Marianne : Pourquoi avoir choisi d’aborder le traité transatlantique à travers le prisme de la condition animale lors de cette conférence ?
Pascal Durand : Parce que, d'un côté, la condition animale est un sujet qui n’est pas suffisamment traité en France, marginalisé, même s’il commence, peu à peu, à faire débat. Trop timidement à mon goût. Fréquemment, nous oublions cette dimension du vivant. C’était vrai pour une partie des écologistes politiques qui considéraient ce sujet comme accessoire par rapport aux grands sujets de société. Moi, je ne fais pas cette différence. Au contraire, pour un écologiste, la question du vivant doit être générale et générique. Elle doit être déclinée sur tous les sujets.
De l’autre côté, nous avons le traité transatlantique qui s’avère être extrêmement dangereux pour l’équilibre que l’Union européenne essaye de trouver, même si parfois elle échoue, entre l’économique qui prend de plus en plus de place, l’environnementale et le social au sens large. Le Tafta remet clairement en cause cet équilibre. Pour la raison simple qu’il a, d’abord et avant tout, vocation à s’attaquer aux normes et aux règles qui régissent l’UE. C’est un traité de normalisation vers le bas sur un certain nombre de sujets. Et celui de l’élevage, notamment industriel, est majeur. J’ai donc souhaité faire naître le débat aux côtés d’ONG et d’associations pour ne pas se limiter — ce que les écologistes ont eu tendance à faire — à discuter entre responsables politiques. Par ailleurs, il s'agit aussi de mettre côte à côte des associations et ONG qui s’occupent au jour le jour de la question animale et la Confédération paysanne, syndicat d’éleveurs, car trop souvent on oppose éleveurs et défenseurs de la cause animale.

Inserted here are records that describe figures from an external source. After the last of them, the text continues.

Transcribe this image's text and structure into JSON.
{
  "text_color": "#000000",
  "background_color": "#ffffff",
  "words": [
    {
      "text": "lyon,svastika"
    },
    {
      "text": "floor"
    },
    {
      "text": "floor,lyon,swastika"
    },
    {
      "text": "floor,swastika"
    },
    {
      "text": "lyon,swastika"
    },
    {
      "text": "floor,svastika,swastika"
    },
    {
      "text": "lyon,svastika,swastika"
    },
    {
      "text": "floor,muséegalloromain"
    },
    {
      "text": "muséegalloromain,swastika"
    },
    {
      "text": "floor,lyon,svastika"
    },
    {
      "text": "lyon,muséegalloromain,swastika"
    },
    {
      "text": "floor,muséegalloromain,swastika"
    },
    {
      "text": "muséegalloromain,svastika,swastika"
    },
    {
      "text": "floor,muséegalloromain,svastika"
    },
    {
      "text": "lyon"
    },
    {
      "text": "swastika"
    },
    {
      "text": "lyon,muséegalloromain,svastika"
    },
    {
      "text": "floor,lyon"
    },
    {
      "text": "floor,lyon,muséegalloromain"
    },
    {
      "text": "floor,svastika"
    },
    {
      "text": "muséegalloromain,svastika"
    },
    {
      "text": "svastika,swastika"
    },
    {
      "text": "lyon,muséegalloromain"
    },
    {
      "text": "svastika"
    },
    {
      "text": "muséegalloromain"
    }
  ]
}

Concrètement, quelles conséquences pensez-vous que le Tafta aura sur l’agriculture et l’élevage en France et en Europe ?
Nous avons vu récemment apparaître en France une mobilisation contre la ferme des « mille vaches ». Nous voyons bien que ce qui fait débat, c’est le modèle productiviste même, et donc les conditions d’élevage employées dans ces structures. Or, elles sont inacceptables et scandaleuses. Ce sont des élevages hors-sol, avec des vaches qui ne verront jamais un pré, ne mangeront jamais d’herbe ou ne sauront pas ce que c’est que du fourrage. Des animaux qui seront dans des conditions de stress impensables, qui seront shootés pour pouvoir compenser à base d‘antibiotiques et gavés d’hormones évidemment pour leur faire prendre rapidement du muscle et pouvoir vendre la viande plus vite. Un procédé qui se décline pour les lapins, les poulets ou bien les porcs. Nous arrivons donc à un système, déjà en vigueur aux Etats-Unis, qui deviendrait la règle en Europe. De la même manière que les petits agriculteurs du Sud ne peuvent pas lutter contre nos exportations et les coûts auxquels nous arrivons à produire, ce sera la même chose pour nous. Nous ne serons pas, subventions ou pas, dans des conditions normales de concurrence puisque ne seront pris en compte que le coût et non la qualité des conditions qui auront abouti à la production de viande ou la question du bien-être animal.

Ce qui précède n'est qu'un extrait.